Eine dieser Begegnungen sticht besonders hervor: Die am 27. August 2013 auf dem westfälischen Bilster Berg Drive Resort. Walter Röhrl als mein persönlicher Renn-Chauffeur im damals brandneuen Porsche 911 (991) Turbo. Eine Mitfahrt beim zweifachen Rallye-Weltmeister, der in den Augen vieler Experten einer der besten, wahrscheinlich sogar der beste Autofahrer der Welt und aller Zeiten ist. Spektakulärer, lehrreicher und unaufgeregter könnte so eine Mitfahrt nicht sein.
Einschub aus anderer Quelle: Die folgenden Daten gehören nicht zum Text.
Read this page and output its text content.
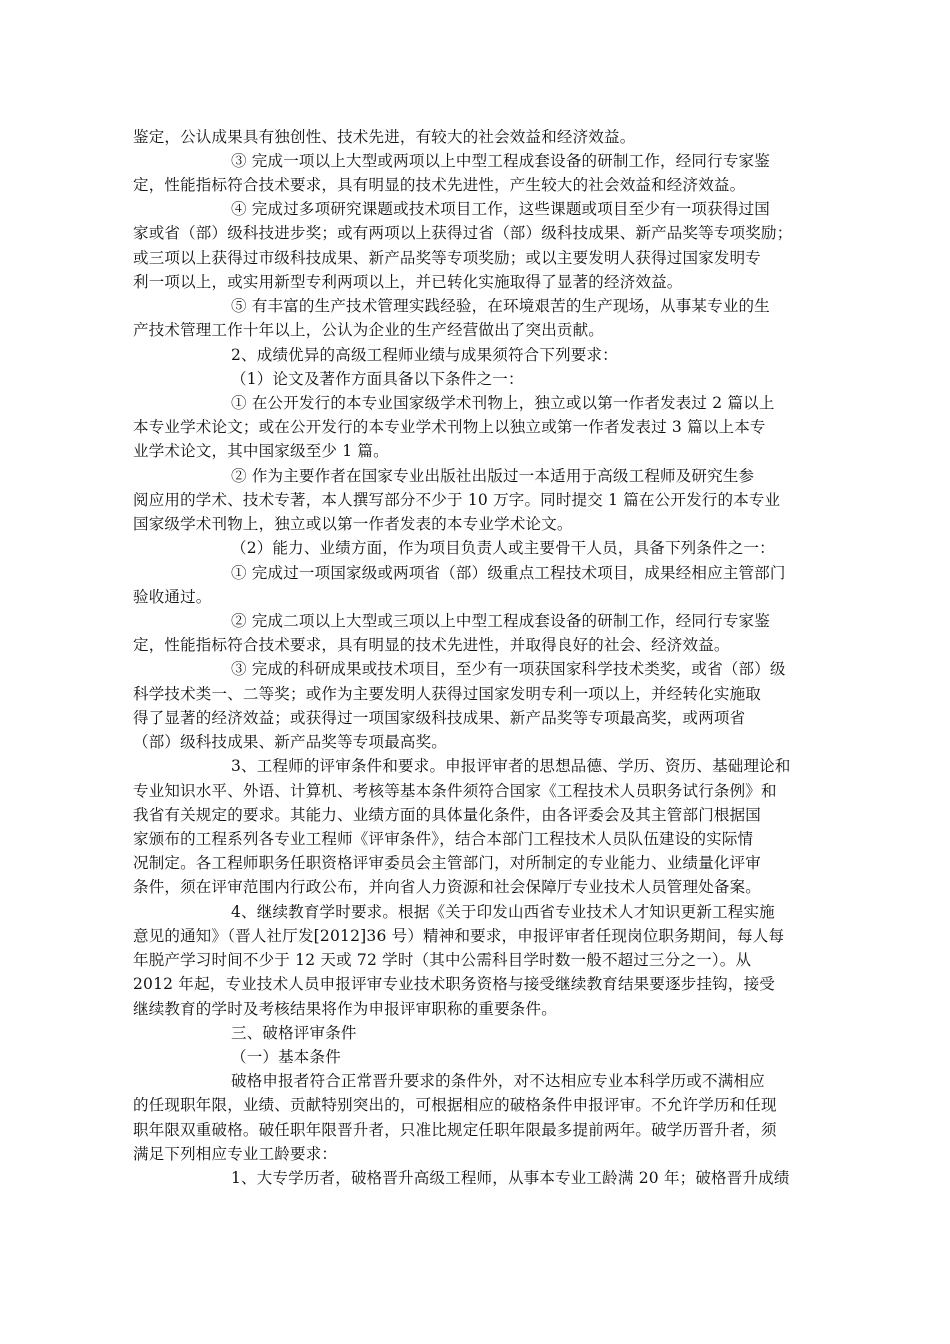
鉴定，公认成果具有独创性、技术先进，有较大的社会效益和经济效益。
③ 完成一项以上大型或两项以上中型工程成套设备的研制工作，经同行专家鉴
定，性能指标符合技术要求，具有明显的技术先进性，产生较大的社会效益和经济效益。
④ 完成过多项研究课题或技术项目工作，这些课题或项目至少有一项获得过国
家或省（部）级科技进步奖；或有两项以上获得过省（部）级科技成果、新产品奖等专项奖励；
或三项以上获得过市级科技成果、新产品奖等专项奖励；或以主要发明人获得过国家发明专
利一项以上，或实用新型专利两项以上，并已转化实施取得了显著的经济效益。
⑤ 有丰富的生产技术管理实践经验，在环境艰苦的生产现场，从事某专业的生
产技术管理工作十年以上，公认为企业的生产经营做出了突出贡献。
2、成绩优异的高级工程师业绩与成果须符合下列要求：
（1）论文及著作方面具备以下条件之一：
① 在公开发行的本专业国家级学术刊物上，独立或以第一作者发表过 2 篇以上
本专业学术论文；或在公开发行的本专业学术刊物上以独立或第一作者发表过 3 篇以上本专
业学术论文，其中国家级至少 1 篇。
② 作为主要作者在国家专业出版社出版过一本适用于高级工程师及研究生参
阅应用的学术、技术专著，本人撰写部分不少于 10 万字。同时提交 1 篇在公开发行的本专业
国家级学术刊物上，独立或以第一作者发表的本专业学术论文。
（2）能力、业绩方面，作为项目负责人或主要骨干人员，具备下列条件之一：
① 完成过一项国家级或两项省（部）级重点工程技术项目，成果经相应主管部门
验收通过。
② 完成二项以上大型或三项以上中型工程成套设备的研制工作，经同行专家鉴
定，性能指标符合技术要求，具有明显的技术先进性，并取得良好的社会、经济效益。
③ 完成的科研成果或技术项目，至少有一项获国家科学技术类奖，或省（部）级
科学技术类一、二等奖；或作为主要发明人获得过国家发明专利一项以上，并经转化实施取
得了显著的经济效益；或获得过一项国家级科技成果、新产品奖等专项最高奖，或两项省
（部）级科技成果、新产品奖等专项最高奖。
3、工程师的评审条件和要求。申报评审者的思想品德、学历、资历、基础理论和
专业知识水平、外语、计算机、考核等基本条件须符合国家《工程技术人员职务试行条例》和
我省有关规定的要求。其能力、业绩方面的具体量化条件，由各评委会及其主管部门根据国
家颁布的工程系列各专业工程师《评审条件》，结合本部门工程技术人员队伍建设的实际情
况制定。各工程师职务任职资格评审委员会主管部门，对所制定的专业能力、业绩量化评审
条件，须在评审范围内行政公布，并向省人力资源和社会保障厅专业技术人员管理处备案。
4、继续教育学时要求。根据《关于印发山西省专业技术人才知识更新工程实施
意见的通知》（晋人社厅发[2012]36 号）精神和要求，申报评审者任现岗位职务期间，每人每
年脱产学习时间不少于 12 天或 72 学时（其中公需科目学时数一般不超过三分之一）。从
2012 年起，专业技术人员申报评审专业技术职务资格与接受继续教育结果要逐步挂钩，接受
继续教育的学时及考核结果将作为申报评审职称的重要条件。
三、破格评审条件
（一）基本条件
破格申报者符合正常晋升要求的条件外，对不达相应专业本科学历或不满相应
的任现职年限，业绩、贡献特别突出的，可根据相应的破格条件申报评审。不允许学历和任现
职年限双重破格。破任职年限晋升者，只准比规定任职年限最多提前两年。破学历晋升者，须
满足下列相应专业工龄要求：
1、大专学历者，破格晋升高级工程师，从事本专业工龄满 20 年；破格晋升成绩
Zehnmal habe ich das extrem kurven- und kuppenreiche Asphaltband am Bilster Berg selbst umrundet. Dann zeigte mir Rallye-Legende Walter Röhrl persönlich, wo Ideallinie, Scheitel- und Bremspunkte tatsächlich liegen. Zehn Runden á 4,2 Kilometer lang suchte ich danach, verschenkte unzählige Meter und verpasste den richtigen Zeitpunkt um Sekundenbruchteile. Dabei wurde mir von meiner eigenen Fahrerei vor lauter unnötig gesteigerter G-Kräfte ganz mulmig.
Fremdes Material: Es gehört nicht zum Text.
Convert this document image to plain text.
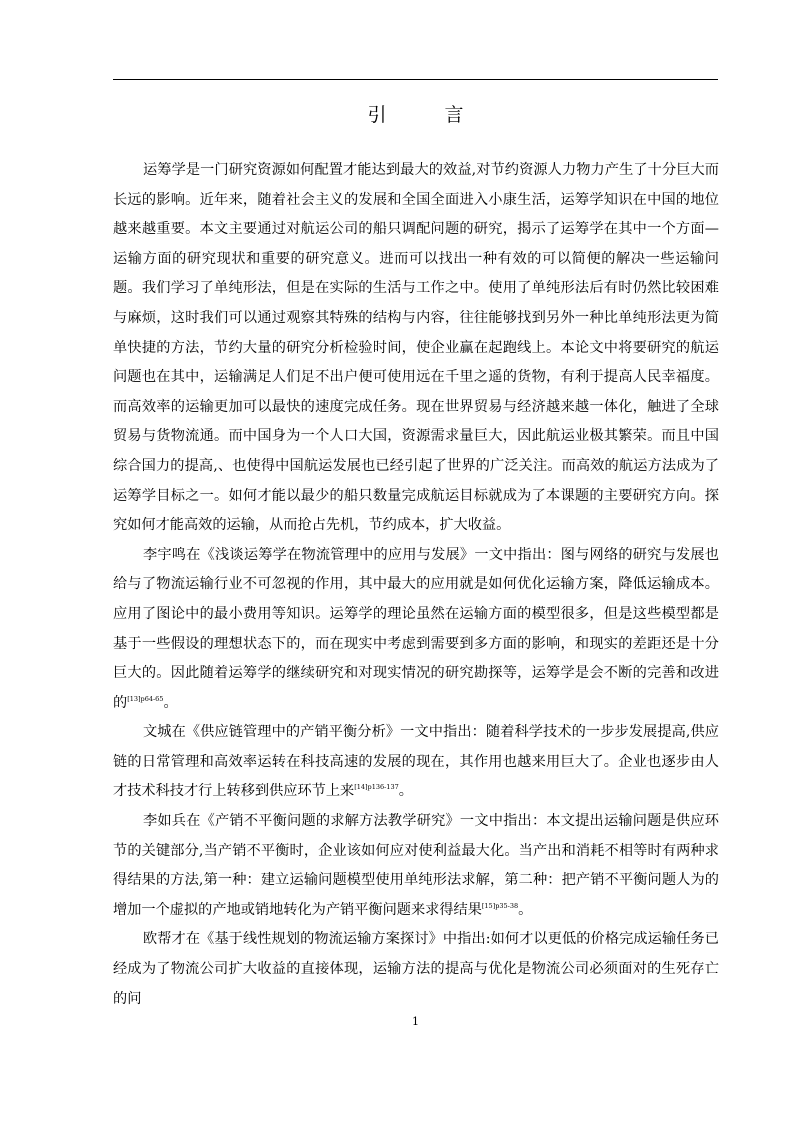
引 言

运筹学是一门研究资源如何配置才能达到最大的效益,对节约资源人力物力产生了十分巨大而长远的影响。近年来，随着社会主义的发展和全国全面进入小康生活，运筹学知识在中国的地位越来越重要。本文主要通过对航运公司的船只调配问题的研究，揭示了运筹学在其中一个方面—运输方面的研究现状和重要的研究意义。进而可以找出一种有效的可以简便的解决一些运输问题。我们学习了单纯形法，但是在实际的生活与工作之中。使用了单纯形法后有时仍然比较困难与麻烦，这时我们可以通过观察其特殊的结构与内容，往往能够找到另外一种比单纯形法更为简单快捷的方法，节约大量的研究分析检验时间，使企业赢在起跑线上。本论文中将要研究的航运问题也在其中，运输满足人们足不出户便可使用远在千里之遥的货物，有利于提高人民幸福度。而高效率的运输更加可以最快的速度完成任务。现在世界贸易与经济越来越一体化，触进了全球贸易与货物流通。而中国身为一个人口大国，资源需求量巨大，因此航运业极其繁荣。而且中国综合国力的提高,、也使得中国航运发展也已经引起了世界的广泛关注。而高效的航运方法成为了运筹学目标之一。如何才能以最少的船只数量完成航运目标就成为了本课题的主要研究方向。探究如何才能高效的运输，从而抢占先机，节约成本，扩大收益。

李宇鸣在《浅谈运筹学在物流管理中的应用与发展》一文中指出：图与网络的研究与发展也给与了物流运输行业不可忽视的作用，其中最大的应用就是如何优化运输方案，降低运输成本。应用了图论中的最小费用等知识。运筹学的理论虽然在运输方面的模型很多，但是这些模型都是基于一些假设的理想状态下的，而在现实中考虑到需要到多方面的影响，和现实的差距还是十分巨大的。因此随着运筹学的继续研究和对现实情况的研究勘探等，运筹学是会不断的完善和改进的$^{[13]p64-65}$。

文城在《供应链管理中的产销平衡分析》一文中指出：随着科学技术的一步步发展提高,供应链的日常管理和高效率运转在科技高速的发展的现在，其作用也越来用巨大了。企业也逐步由人才技术科技才行上转移到供应环节上来$^{[14]p136-137}$。

李如兵在《产销不平衡问题的求解方法教学研究》一文中指出：本文提出运输问题是供应环节的关键部分,当产销不平衡时，企业该如何应对使利益最大化。当产出和消耗不相等时有两种求得结果的方法,第一种：建立运输问题模型使用单纯形法求解，第二种：把产销不平衡问题人为的增加一个虚拟的产地或销地转化为产销平衡问题来求得结果$^{[15]p35-38}$。

欧帮才在《基于线性规划的物流运输方案探讨》中指出:如何才以更低的价格完成运输任务已经成为了物流公司扩大收益的直接体现，运输方法的提高与优化是物流公司必须面对的生死存亡的问

1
Mit Walter Röhrl am Bilster Berg

Der Bilster Berg fühlt sich an, als hätte man die Nordschleife auf gut vier Kilometer zusammengeschrumpft, in die Nähe von Paderborn verpflanzt und zu allem Überfluss noch eine besonders fordernde Variante der weltberühmten und berüchtigten „Corkscrew“ aus Laguna Seca implantiert. Vormittags bringe ich die eigene Fahrerei hinter mich. Am frühen Nachmittag reiche ich Walter Röhrl endlich die Hand.

Bevor man sich einem Autofahrer anvertraut, sollte man sich seiner Fahrkünste bewusst sein. Walter Röhrl ist über jeden Zweifel erhaben. Schon beim Gespräch am ruhenden Elfer vermittelt Dir seine ruhige Art: Nichts kann Dir hier passieren. Drei schnelle Runden auf dem Beifahrersitz des Turbo und an der Seite des großen Meisters des Driftwinkels überstehe ich mit deutlich niedrigerem Puls als zuvor meine eigenen.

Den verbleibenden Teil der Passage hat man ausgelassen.